5 stars. Dead Man’s Debt is the best of Elliott Kay’s Poor Man’s Fight to date, delivering thrilling set-piece battles, tense secret missions, likeable and realistic characters, thoughtful themes, and a setting that invokes comparison to current relations between government, corporation, and individual.
Archangel’s outlook in its war for independence against its corporate debt-holders is grim, and once again, the embattled star system turns to Tanner Malone–this time as diplomat. However, he has is own agenda, thanks to a hunch that everything isn’t as it seems.
Beyond the simple fact that this series is vastly entertaining, its strength remains that its characters are so easily identified with and are very believable. Even minor characters have realistic motivations and actions. While Tanner is definitely the epicenter of the series, I appreciate that others’ contributions do as much or more to advance the plot as he does.
Central to the plot are the moral and ethical themes; this universe is not black-and-white by any means. I suspect that I’ll enjoy this series as much on rereads as I have the first time around, thanks to its depth and thoughtfulness.

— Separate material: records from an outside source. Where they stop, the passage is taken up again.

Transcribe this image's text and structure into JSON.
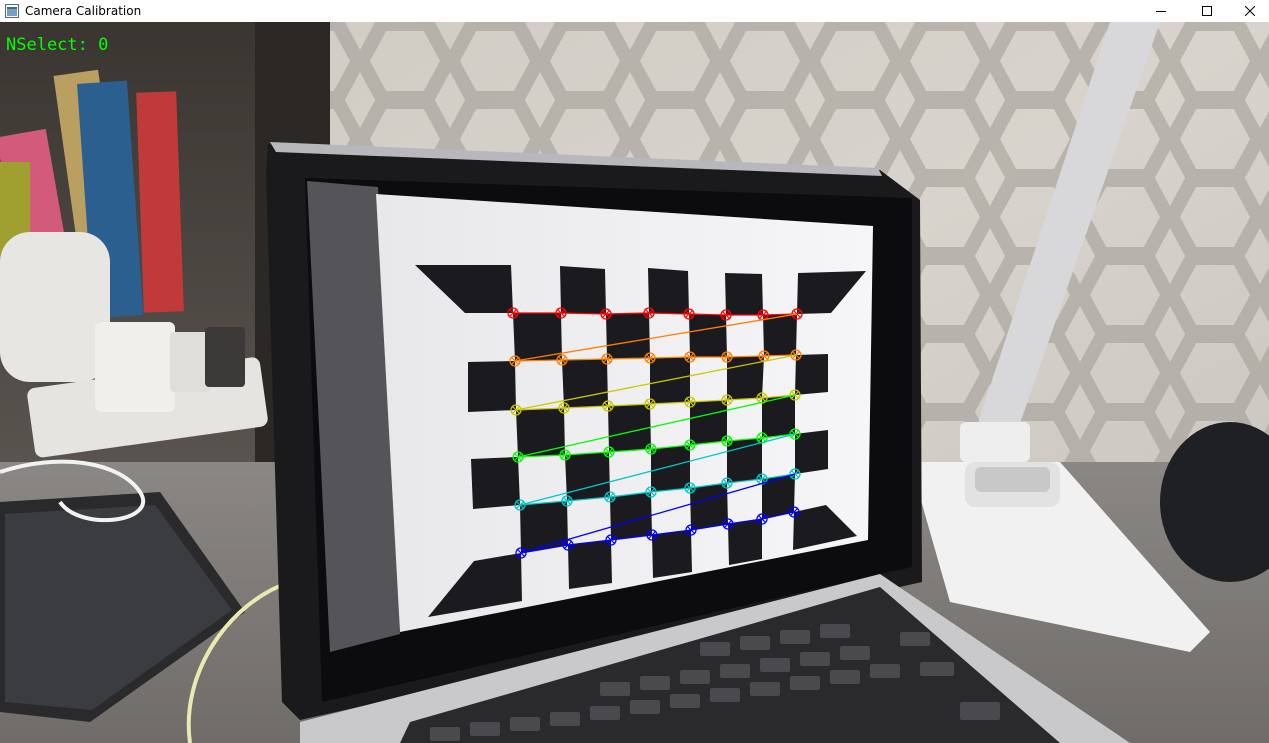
{
  "window": {
    "title": "Camera Calibration",
    "controls": {
      "minimize_icon": "minimize-icon",
      "maximize_icon": "maximize-icon",
      "close_icon": "close-icon"
    }
  },
  "overlay": {
    "nselect_label": "NSelect: 0",
    "text_color": "#00ff00"
  },
  "calibration": {
    "pattern": "checkerboard",
    "corner_rows": 6,
    "corners_per_row": 8,
    "row_colors": [
      "#ff0000",
      "#ff8000",
      "#c8c800",
      "#00ff00",
      "#00c8c8",
      "#0000ff"
    ]
  }
}
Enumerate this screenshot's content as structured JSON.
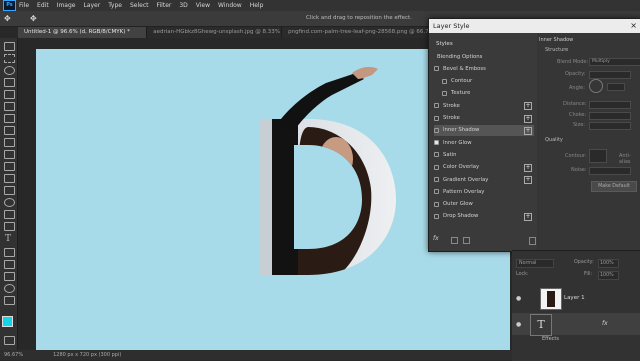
{
  "app": {
    "logo": "Ps"
  },
  "menu": [
    "File",
    "Edit",
    "Image",
    "Layer",
    "Type",
    "Select",
    "Filter",
    "3D",
    "View",
    "Window",
    "Help"
  ],
  "options": {
    "move_tool_icon": "move-icon",
    "hint": "Click and drag to reposition the effect."
  },
  "tabs": [
    {
      "label": "Untitled-1 @ 96.6% (d, RGB/8/CMYK) *",
      "active": true
    },
    {
      "label": "aedrian-HGbkz8Ghewg-unsplash.jpg @ 8.33% (RGB/8)",
      "active": false
    },
    {
      "label": "pngfind.com-palm-tree-leaf-png-28568.png @ 66.7% (Layer",
      "active": false
    }
  ],
  "status": {
    "zoom": "96.67%",
    "size": "1280 px x 720 px (300 ppi)"
  },
  "canvas": {
    "background": "#a8dbe9",
    "letter": "D"
  },
  "dialog": {
    "title": "Layer Style",
    "styles_header": "Styles",
    "items": [
      {
        "label": "Blending Options",
        "checkbox": false,
        "plus": false,
        "selected": false,
        "indent": false
      },
      {
        "label": "Bevel & Emboss",
        "checkbox": true,
        "checked": false,
        "plus": false,
        "selected": false,
        "indent": false
      },
      {
        "label": "Contour",
        "checkbox": true,
        "checked": false,
        "plus": false,
        "selected": false,
        "indent": true
      },
      {
        "label": "Texture",
        "checkbox": true,
        "checked": false,
        "plus": false,
        "selected": false,
        "indent": true
      },
      {
        "label": "Stroke",
        "checkbox": true,
        "checked": false,
        "plus": true,
        "selected": false,
        "indent": false
      },
      {
        "label": "Stroke",
        "checkbox": true,
        "checked": false,
        "plus": true,
        "selected": false,
        "indent": false
      },
      {
        "label": "Inner Shadow",
        "checkbox": true,
        "checked": false,
        "plus": true,
        "selected": true,
        "indent": false
      },
      {
        "label": "Inner Glow",
        "checkbox": true,
        "checked": true,
        "plus": false,
        "selected": false,
        "indent": false
      },
      {
        "label": "Satin",
        "checkbox": true,
        "checked": false,
        "plus": false,
        "selected": false,
        "indent": false
      },
      {
        "label": "Color Overlay",
        "checkbox": true,
        "checked": false,
        "plus": true,
        "selected": false,
        "indent": false
      },
      {
        "label": "Gradient Overlay",
        "checkbox": true,
        "checked": false,
        "plus": true,
        "selected": false,
        "indent": false
      },
      {
        "label": "Pattern Overlay",
        "checkbox": true,
        "checked": false,
        "plus": false,
        "selected": false,
        "indent": false
      },
      {
        "label": "Outer Glow",
        "checkbox": true,
        "checked": false,
        "plus": false,
        "selected": false,
        "indent": false
      },
      {
        "label": "Drop Shadow",
        "checkbox": true,
        "checked": false,
        "plus": true,
        "selected": false,
        "indent": false
      }
    ],
    "footer_fx": "fx",
    "right": {
      "section": "Inner Shadow",
      "structure": "Structure",
      "blend_mode_label": "Blend Mode:",
      "blend_mode": "Multiply",
      "opacity_label": "Opacity:",
      "angle_label": "Angle:",
      "distance_label": "Distance:",
      "choke_label": "Choke:",
      "size_label": "Size:",
      "quality": "Quality",
      "contour_label": "Contour:",
      "antialias_label": "Anti-alias",
      "noise_label": "Noise:",
      "default_button": "Make Default"
    }
  },
  "layers": {
    "mode": "Normal",
    "opacity_label": "Opacity:",
    "opacity": "100%",
    "lock_label": "Lock:",
    "fill_label": "Fill:",
    "fill": "100%",
    "items": [
      {
        "name": "Layer 1",
        "type": "image"
      },
      {
        "name": "T",
        "type": "text",
        "fx": "fx"
      }
    ],
    "effects_label": "Effects"
  }
}
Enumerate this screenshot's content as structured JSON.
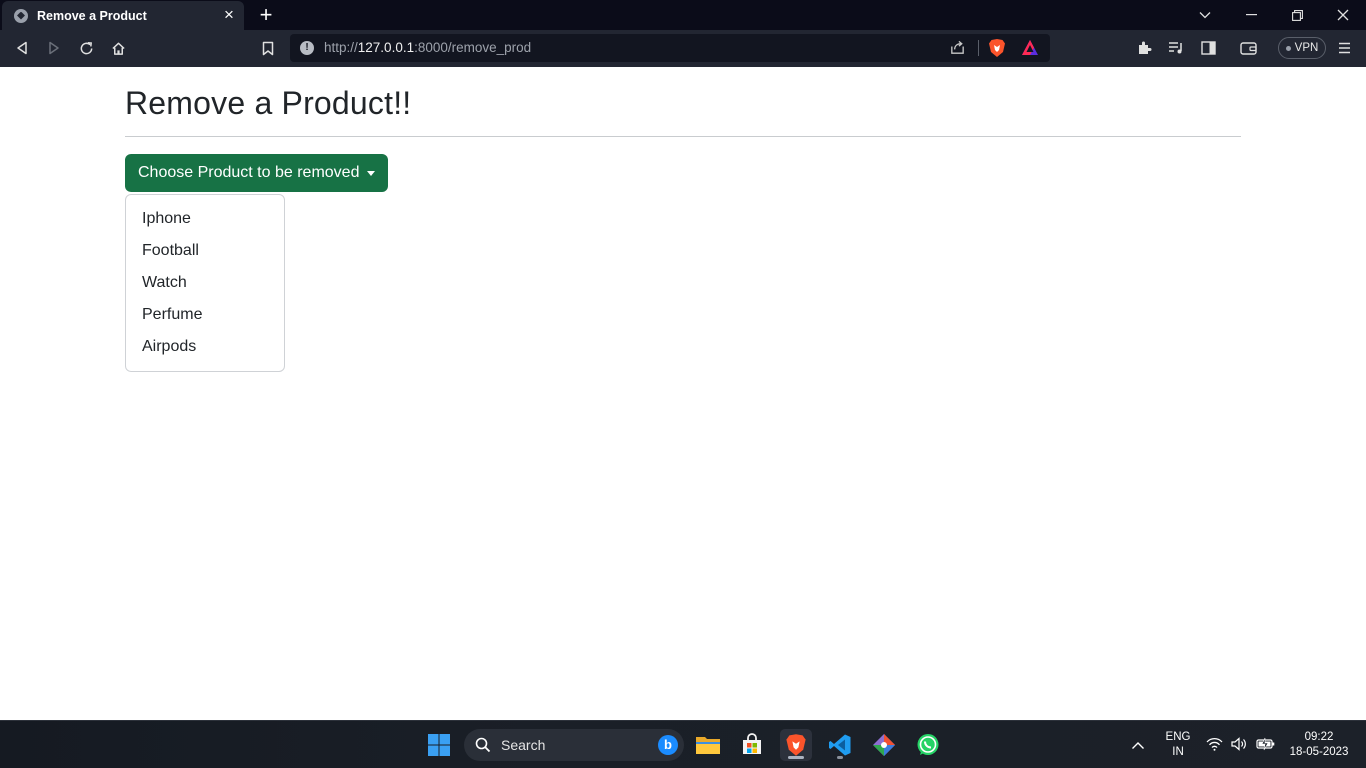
{
  "browser": {
    "tab_title": "Remove a Product",
    "url_prefix": "http://",
    "url_host": "127.0.0.1",
    "url_rest": ":8000/remove_prod",
    "vpn_label": "VPN"
  },
  "page": {
    "title": "Remove a Product!!",
    "dropdown_label": "Choose Product to be removed",
    "dropdown_items": [
      "Iphone",
      "Football",
      "Watch",
      "Perfume",
      "Airpods"
    ],
    "accent_color": "#177245"
  },
  "taskbar": {
    "search_placeholder": "Search",
    "lang_line1": "ENG",
    "lang_line2": "IN",
    "time": "09:22",
    "date": "18-05-2023"
  }
}
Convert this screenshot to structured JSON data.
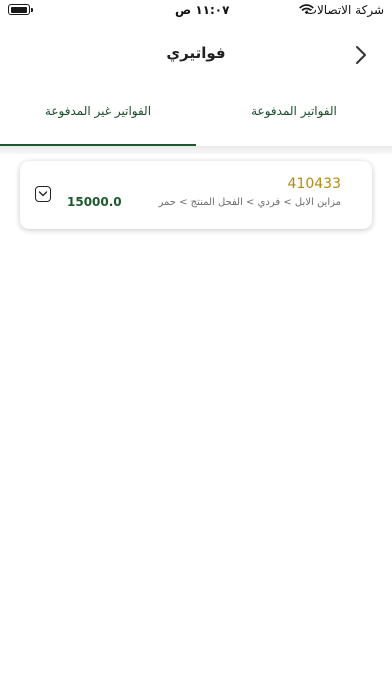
{
  "status_bar": {
    "time": "١١:٠٧ ص",
    "carrier": "شركة الاتصالات",
    "battery_level": 1.0
  },
  "nav": {
    "title": "فواتيري"
  },
  "tabs": [
    {
      "label": "الفواتير غير المدفوعة",
      "selected": true
    },
    {
      "label": "الفواتير المدفوعة",
      "selected": false
    }
  ],
  "invoices": [
    {
      "number": "410433",
      "path": "مزاين الابل > فردي > الفحل المنتج > حمر",
      "amount": "15000.0"
    }
  ],
  "colors": {
    "accent_green": "#1c5a2e",
    "invoice_number_gold": "#b48a10"
  },
  "icons": {
    "back": "chevron-right-icon",
    "wifi": "wifi-icon",
    "battery": "battery-icon",
    "expand": "chevron-down-icon"
  }
}
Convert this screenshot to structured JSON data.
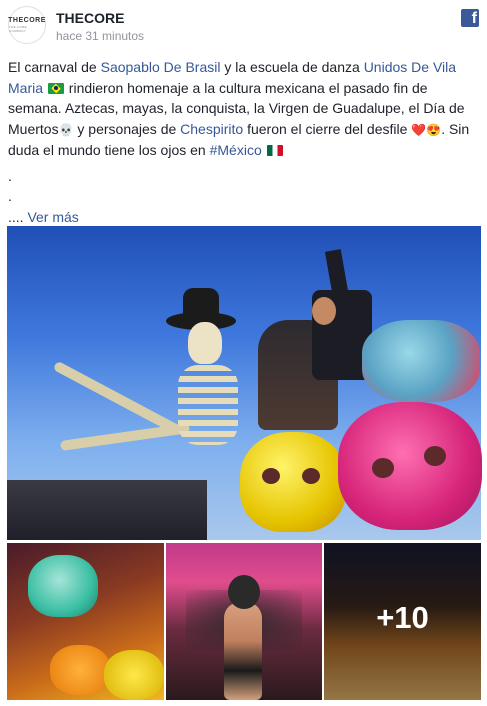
{
  "header": {
    "page_name": "THECORE",
    "timestamp": "hace 31 minutos",
    "avatar_text": "THECORE",
    "avatar_subtext": "THE CORE COMPANY",
    "platform_icon": "facebook-icon"
  },
  "post": {
    "text": {
      "p1_a": "El carnaval de ",
      "link_saopablo": "Saopablo De Brasil",
      "p1_b": " y la escuela de danza ",
      "link_unidos": "Unidos De Vila Maria",
      "p1_c": " rindieron homenaje a la cultura mexicana el pasado fin de semana. Aztecas, mayas, la conquista, la Virgen de Guadalupe, el Día de Muertos",
      "emoji_skull": "💀",
      "p1_d": " y personajes de ",
      "link_chespirito": "Chespirito",
      "p1_e": " fueron el cierre del desfile ",
      "emoji_heart": "❤️",
      "emoji_hearteyes": "😍",
      "p1_f": ". Sin duda el mundo tiene los ojos en ",
      "link_mexico": "#México",
      "dot1": ".",
      "dot2": ".",
      "ellipsis": "....",
      "see_more": "Ver más"
    },
    "flags": [
      "brazil-flag-icon",
      "mexico-flag-icon"
    ],
    "photos": {
      "extra_count": "+10"
    }
  }
}
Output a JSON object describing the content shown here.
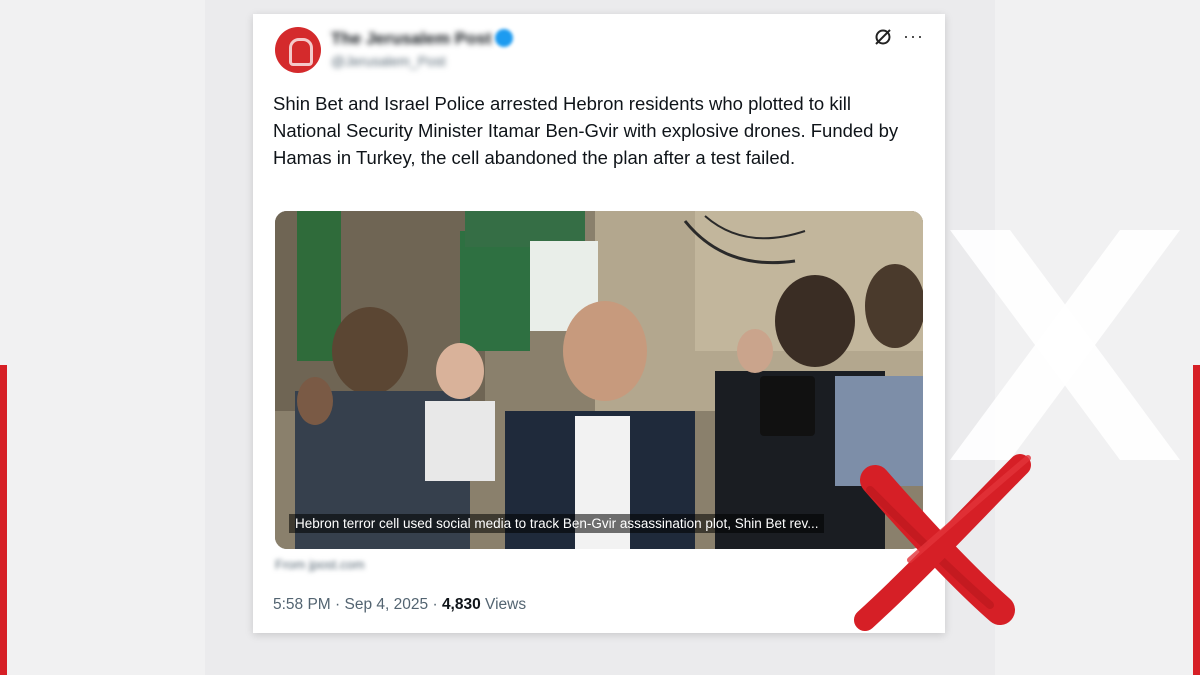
{
  "post": {
    "account_name": "The Jerusalem Post",
    "handle": "@Jerusalem_Post",
    "text": "Shin Bet and Israel Police arrested Hebron residents who plotted to kill National Security Minister Itamar Ben-Gvir with explosive drones. Funded by Hamas in Turkey, the cell abandoned the plan after a test failed.",
    "media_caption": "Hebron terror cell used social media to track Ben-Gvir assassination plot, Shin Bet rev...",
    "source_domain": "From jpost.com",
    "time": "5:58 PM",
    "date": "Sep 4, 2025",
    "views_count": "4,830",
    "views_label": "Views",
    "more_label": "···",
    "separator": "·"
  },
  "icons": {
    "avatar": "jpost-logo-icon",
    "verified": "verified-badge-icon",
    "grok": "grok-icon",
    "more": "more-options-icon",
    "stamp": "red-x-mark"
  },
  "colors": {
    "accent_red": "#d61f26",
    "verified_blue": "#1d9bf0",
    "text_primary": "#0f1419",
    "text_secondary": "#536471"
  }
}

This volume seems to conclude the Archangel-at-war story line, mostly satisfactorily but with a couple dangling threads and a couple of too-convenient wrap-ups. Fortunately, Kay has a rich world to draw from for further volumes.
I’m eager for the next installment of what’s quickly becoming one of my favorite sci-fi series. Highly entertaining and thought provoking, Dead Man’s Debt excels at delivering both huge climactic scenes and introspective moments.